Vittorio Sgarbi è nato a Ferrara. Critico e storico dell’arte, ha curato numerose mostre in Italia e all’estero ed è autore di saggi e articoli. Nel 2011 ha diretto il Padiglione Italia per la 54a Biennale d’Arte di Venezia. Per Bompiani ha pubblicato Il bene e il bello (2002), Dell’anima (2004), Ragione e passione. Contro l’indifferenza (2005), Vedere le parole (2006), L’Italia delle meraviglie. Una cartografia del cuore (2009), Viaggio sentimentale nell’Italia dei desideri (2010), Le meraviglie di Roma. Dal Rinascimento ai giorni nostri (2011), Piene di grazia. I volti della donna nell’arte (2011), L’arte è contemporanea (2012), Nel nome del figlio (2012), Il tesoro d’Italia. La lunga avventura dell’arte (2013) e Il punto di vista del cavallo. Caravaggio (2014).È autore di numerose pubblicazioni sull’arte e sulla critica d’arte.
Collabora con “Bell’Italia”, “Il Giornale”, “L’Espresso”, “Panorama”, “Restauro & Conservazione”, “Oggi”, “Arte e Documento”.
E’ stato tra i fondatori e i principali collaboratori della rivista d’arte «FMR».

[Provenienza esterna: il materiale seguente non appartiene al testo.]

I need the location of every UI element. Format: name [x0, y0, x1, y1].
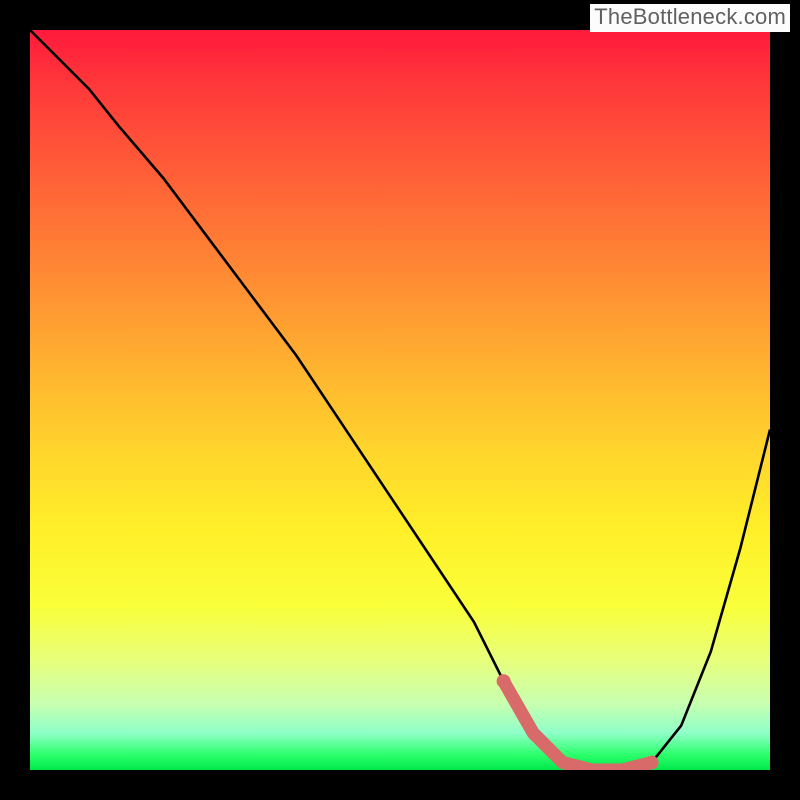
highlight-endpoint-left: [497, 674, 511, 688]
bottleneck-curve: [30, 30, 770, 770]
chart-frame: TheBottleneck.com: [0, 0, 800, 800]
highlight-endpoint-right: [645, 756, 659, 770]
attribution-label: TheBottleneck.com: [590, 4, 790, 32]
chart-svg: [30, 30, 770, 770]
optimal-range-highlight: [504, 681, 652, 770]
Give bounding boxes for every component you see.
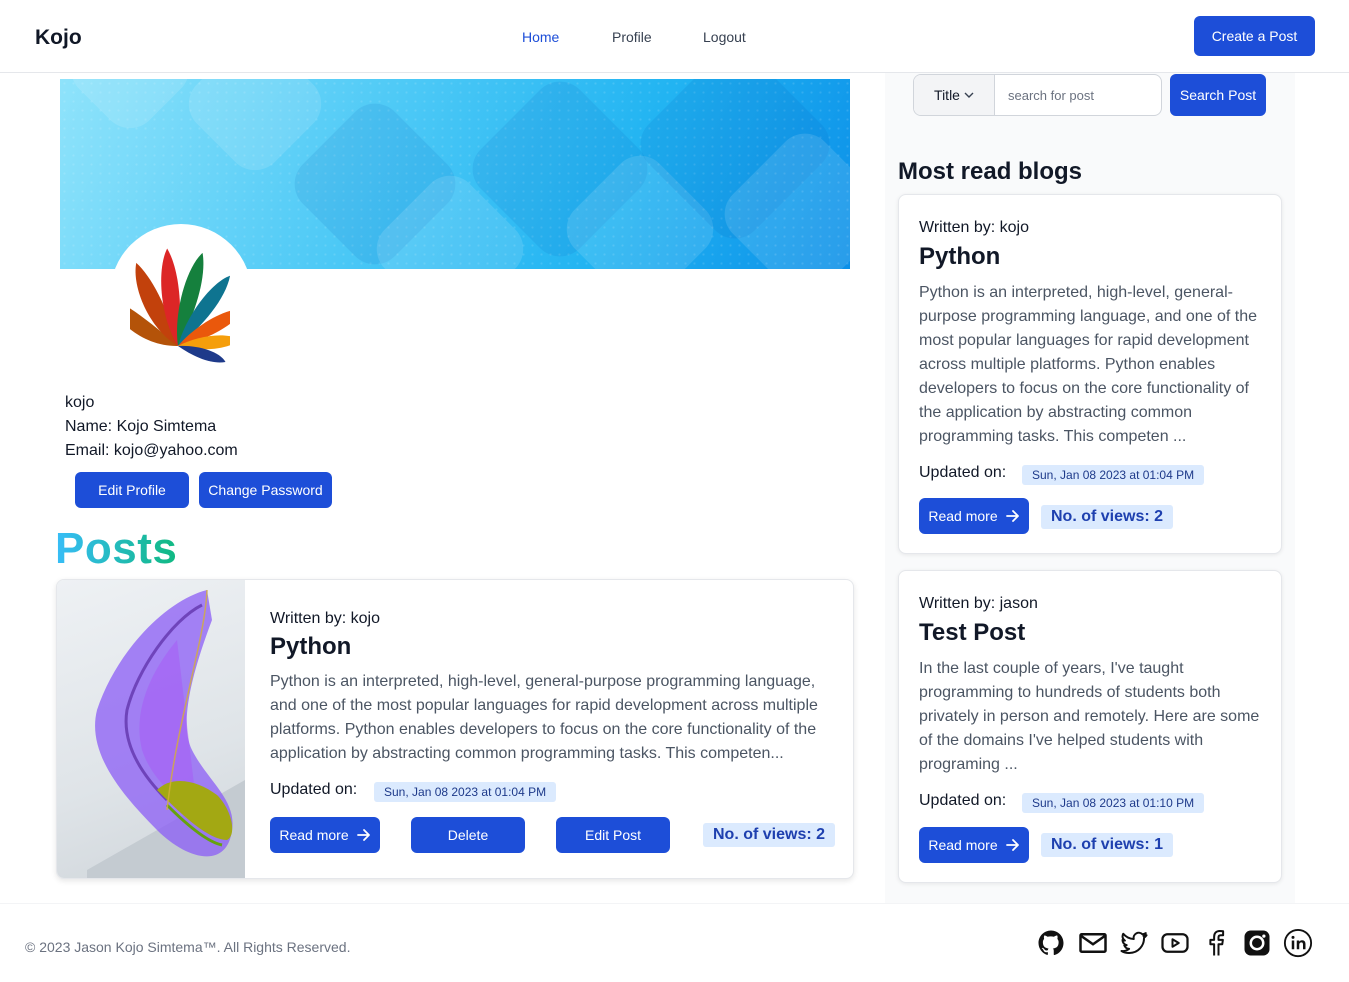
search-group: Title xyxy=(913,74,1162,116)
arrow-right-icon xyxy=(1005,510,1019,522)
edit-profile-button[interactable]: Edit Profile xyxy=(75,472,189,508)
card-updated-label: Updated on: xyxy=(919,464,1007,481)
profile-avatar xyxy=(110,224,252,376)
feathers-image xyxy=(130,248,230,363)
facebook-icon[interactable] xyxy=(1199,926,1233,960)
footer: © 2023 Jason Kojo Simtema™. All Rights R… xyxy=(0,903,1349,982)
card-author: Written by: jason xyxy=(919,595,1038,612)
brand-logo[interactable]: Kojo xyxy=(35,26,82,50)
post-read-more-button[interactable]: Read more xyxy=(270,817,380,853)
search-input[interactable] xyxy=(996,75,1161,115)
youtube-icon[interactable] xyxy=(1158,926,1192,960)
search-post-button[interactable]: Search Post xyxy=(1170,74,1266,116)
post-author: Written by: kojo xyxy=(270,610,380,627)
twitter-icon[interactable] xyxy=(1117,926,1151,960)
github-icon[interactable] xyxy=(1034,926,1068,960)
linkedin-icon[interactable] xyxy=(1281,926,1315,960)
instagram-icon[interactable] xyxy=(1240,926,1274,960)
most-read-heading: Most read blogs xyxy=(898,158,1083,185)
profile-email: Email: kojo@yahoo.com xyxy=(65,442,238,459)
search-filter-label: Title xyxy=(934,87,960,103)
card-date-badge: Sun, Jan 08 2023 at 01:04 PM xyxy=(1022,465,1205,485)
feather-image xyxy=(87,589,245,878)
profile-name: Name: Kojo Simtema xyxy=(65,418,217,435)
post-title[interactable]: Python xyxy=(270,633,351,661)
read-more-label: Read more xyxy=(279,827,349,843)
posts-heading: Posts xyxy=(55,524,178,573)
arrow-right-icon xyxy=(356,829,370,841)
create-post-button[interactable]: Create a Post xyxy=(1194,16,1315,56)
card-date-badge: Sun, Jan 08 2023 at 01:10 PM xyxy=(1022,793,1205,813)
edit-post-button[interactable]: Edit Post xyxy=(556,817,670,853)
nav-logout-link[interactable]: Logout xyxy=(703,29,746,45)
nav-profile-link[interactable]: Profile xyxy=(612,29,652,45)
most-read-card: Written by: jason Test Post In the last … xyxy=(898,570,1282,883)
post-thumbnail xyxy=(57,580,245,878)
post-updated-label: Updated on: xyxy=(270,781,358,798)
post-excerpt: Python is an interpreted, high-level, ge… xyxy=(270,673,818,762)
arrow-right-icon xyxy=(1005,839,1019,851)
chevron-down-icon xyxy=(964,92,974,98)
post-date-badge: Sun, Jan 08 2023 at 01:04 PM xyxy=(374,782,557,802)
card-excerpt: Python is an interpreted, high-level, ge… xyxy=(919,284,1258,445)
profile-username: kojo xyxy=(65,394,95,411)
card-title[interactable]: Test Post xyxy=(919,619,1025,647)
post-card: Written by: kojo Python Python is an int… xyxy=(56,579,854,879)
change-password-button[interactable]: Change Password xyxy=(199,472,332,508)
card-title[interactable]: Python xyxy=(919,243,1000,271)
post-views-badge: No. of views: 2 xyxy=(703,823,836,847)
card-views-badge: No. of views: 1 xyxy=(1041,833,1174,857)
search-filter-select[interactable]: Title xyxy=(914,75,995,115)
mail-icon[interactable] xyxy=(1076,926,1110,960)
delete-post-button[interactable]: Delete xyxy=(411,817,525,853)
card-views-badge: No. of views: 2 xyxy=(1041,505,1174,529)
nav-home-link[interactable]: Home xyxy=(522,29,559,45)
card-author: Written by: kojo xyxy=(919,219,1029,236)
read-more-label: Read more xyxy=(928,508,998,524)
card-excerpt: In the last couple of years, I've taught… xyxy=(919,660,1260,773)
card-read-more-button[interactable]: Read more xyxy=(919,498,1029,534)
copyright-text: © 2023 Jason Kojo Simtema™. All Rights R… xyxy=(25,939,351,955)
most-read-card: Written by: kojo Python Python is an int… xyxy=(898,194,1282,554)
card-read-more-button[interactable]: Read more xyxy=(919,827,1029,863)
card-updated-label: Updated on: xyxy=(919,792,1007,809)
navbar: Kojo Home Profile Logout Create a Post xyxy=(0,0,1349,73)
read-more-label: Read more xyxy=(928,837,998,853)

Nazzareno Carusi si è esibito nei teatri più importanti, nell’ambito dei maggiori festival e dividendo il palcoscenico con alcuni dei più grandi artisti e dei più importanti ensembles: fra tutti, la Philharmonische Camerata Berlin e Mischa Maisky. Nell’ottobre del 2016 ha debuttato alla Wigmore Hall di Londra in Duo con il soprano Eleonora Buratto. La critica inglese ha parlato di un “trionfo” e la registrazione del programma cameristico del concerto, con Romanze di Tosti e Alfano oltre a brani per pianoforte solo di Mozart e Liszt, sarà pubblicata dalla Warner a inizio del 2018. E sempre nel 2018, ma per la Deutsche Grammophon, uscirà anche la sua registrazione dei Quintetti di Mozart e Beethoven per pianoforte e fiati con le prime parti soliste dell'Accademia Nazionale di Santa Cecilia e del Teatro alla Scala (Alessio Allegrini, Francesco Di Rosa, Fabrizio Meloni e Gabriele Screpis).

Spettacoli

DISCORSO A DUE

Il discorso a due è un dialogo tra arte e musica classica, affidato a due tra i massimi esponenti della materia. Vittorio Sgarbi, critico d'arte e Nazzareno Carusi, pianista.